Asset Regeneration and Operational Efficiency Drive Margins
Boom’s asset regeneration program was a key driver behind the improved profitability, with $35.2 million invested in new fleet and equipment designed to enhance reliability, safety, and efficiency. This investment led to a fleet utilisation rate of 86%, consistent with prior periods, and labour efficiency also improved to 86%. The company disposed of obsolete assets worth $9.9 million, helping to streamline operations and reduce downtime.
Despite the capital expenditure, net tangible assets per share increased 8% to $2.87, underscoring the company’s commitment to balancing growth with shareholder value. However, net debt rose to $97.8 million, reflecting the capex outlay and operating leases, with a gearing ratio of 42.5%. Management indicated that asset regeneration would scale back in FY26 to improve cash flow and reduce debt levels.

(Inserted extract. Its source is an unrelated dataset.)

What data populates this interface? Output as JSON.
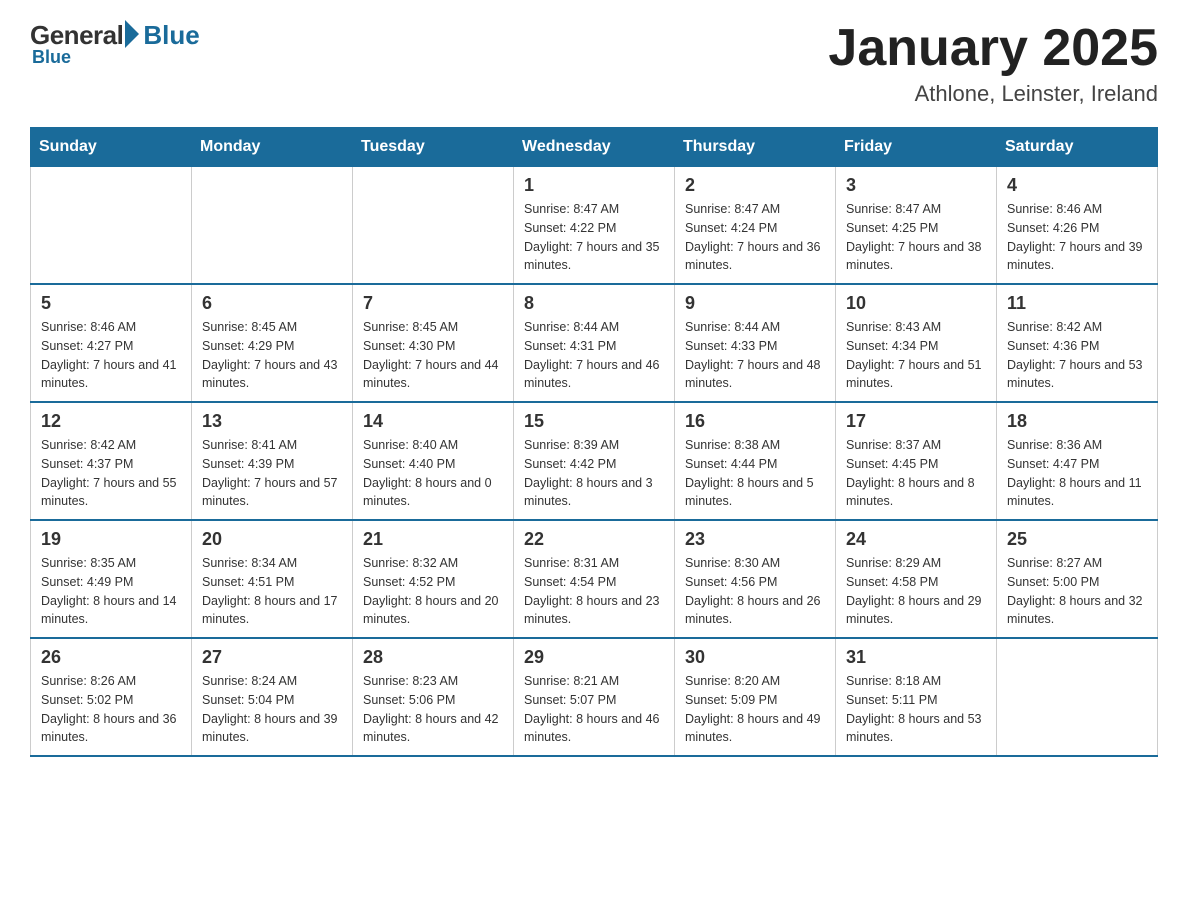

Safety and Sustainability Remain Core Priorities
Safety performance remained exemplary, with no lost time injuries recorded in FY25 and a total recordable injury frequency rate (TRIFR) of 5.7 per million hours worked. Boom continues to embed its Life-Saving Rules and ISO 45001 certification across operations. Environmental, social, and governance (ESG) initiatives progressed with structured waste tracking and annual greenhouse gas emissions assessments, aligning with the company’s sustainability roadmap.
Looking Ahead – FY26 Strategic Priorities
For FY26, Boom Logistics plans to build on its momentum by focusing on margin growth, converting strong tender pipelines into contracts, and continuing capital management programs including share buybacks and dividends. The company aims to deepen its presence in renewable energy and transmission sectors while maintaining high labour efficiency and fleet utilisation targets above 85%. With a strong balance sheet and strategic positioning, Boom is poised to capitalise on Australia’s accelerating infrastructure and energy transition projects.
Bottom Line?
Boom Logistics’ FY25 results underscore its rising role in Australia’s infrastructure and renewables sectors, but managing debt and contract conversion will be critical next steps.
Questions in the middle?
- How will Boom balance asset regeneration with debt reduction in FY26?
- What is the outlook for contract wins in emerging renewable energy projects?
- Can Boom sustain labour efficiency and safety standards amid growth?